A swirling mass of pink, blue and yellow flowed on top of the river nearby — the result of fuel mixing with the water below.

“We’re not 100% sure where it’s coming from. State natural resources and myself have been monitoring it. There’s a car crushing company and an old junkyard just up the stream there,” Lyndon Health Officer Patrick McLaughlin said. “We have these large floods that flooded the complete junkyard, and so any oils that are left in the vehicles sometimes leach into the water. … All those cars were underwater when the river flooded.”
Robinson, who has lived in Vermont for 39 years, reflected on last year’s flood destruction.
“There was a military vehicle, and it was tipped on the side and the water was right up almost to the motor,” he said. “It took me two and a half hours to make a 45-minute trip.

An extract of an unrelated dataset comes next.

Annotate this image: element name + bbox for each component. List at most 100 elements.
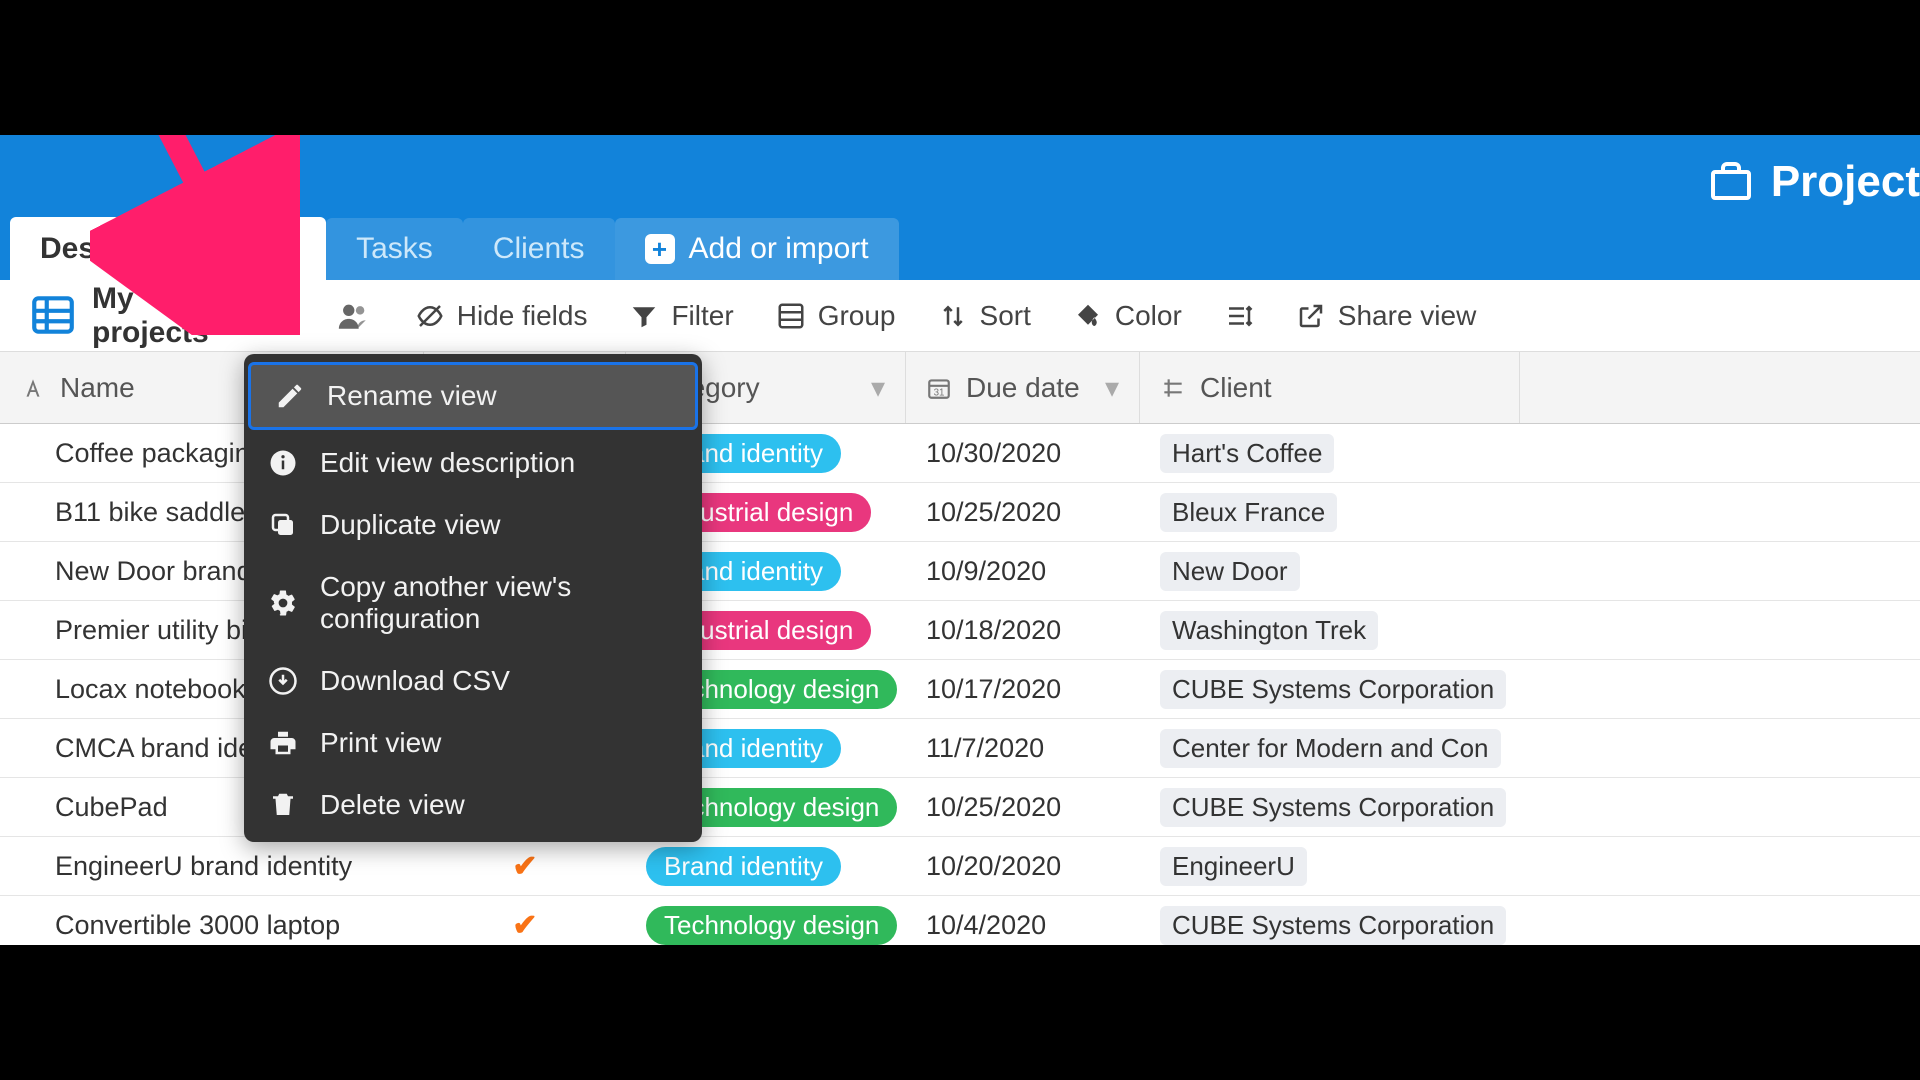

They’re still working on flood damage from last year. … They’re getting worse and worse every year. Seems like more and more devastation.”
Robinson couldn’t think of a solution to the problem.

“Other than going through and making every single bridge three times bigger than they already are, what can you do about the water?” he said.
In Sutton, localized rainfall washed away road surfaces and beds around town, leaving only exposed rock underneath. Calendar Brook Road, which crosses over its namesake, was especially hard hit, Seymour, the Sutton fire chief, said.
Around 10 households still lack road access to their homes, Seymour said. Right now, their first priority is getting those people single-lane road access. On Thursday night first-responders made a number of rescue efforts.
After seeing the destruction of the Fixes’ home, Seymour doesn’t think it can be repaired.
“How do we get them a new place to live? How do we get them money for that property that now has no value?” Seymour asked. “I don’t know the answers to those questions.”
Charlotte Oliver contributed reporting.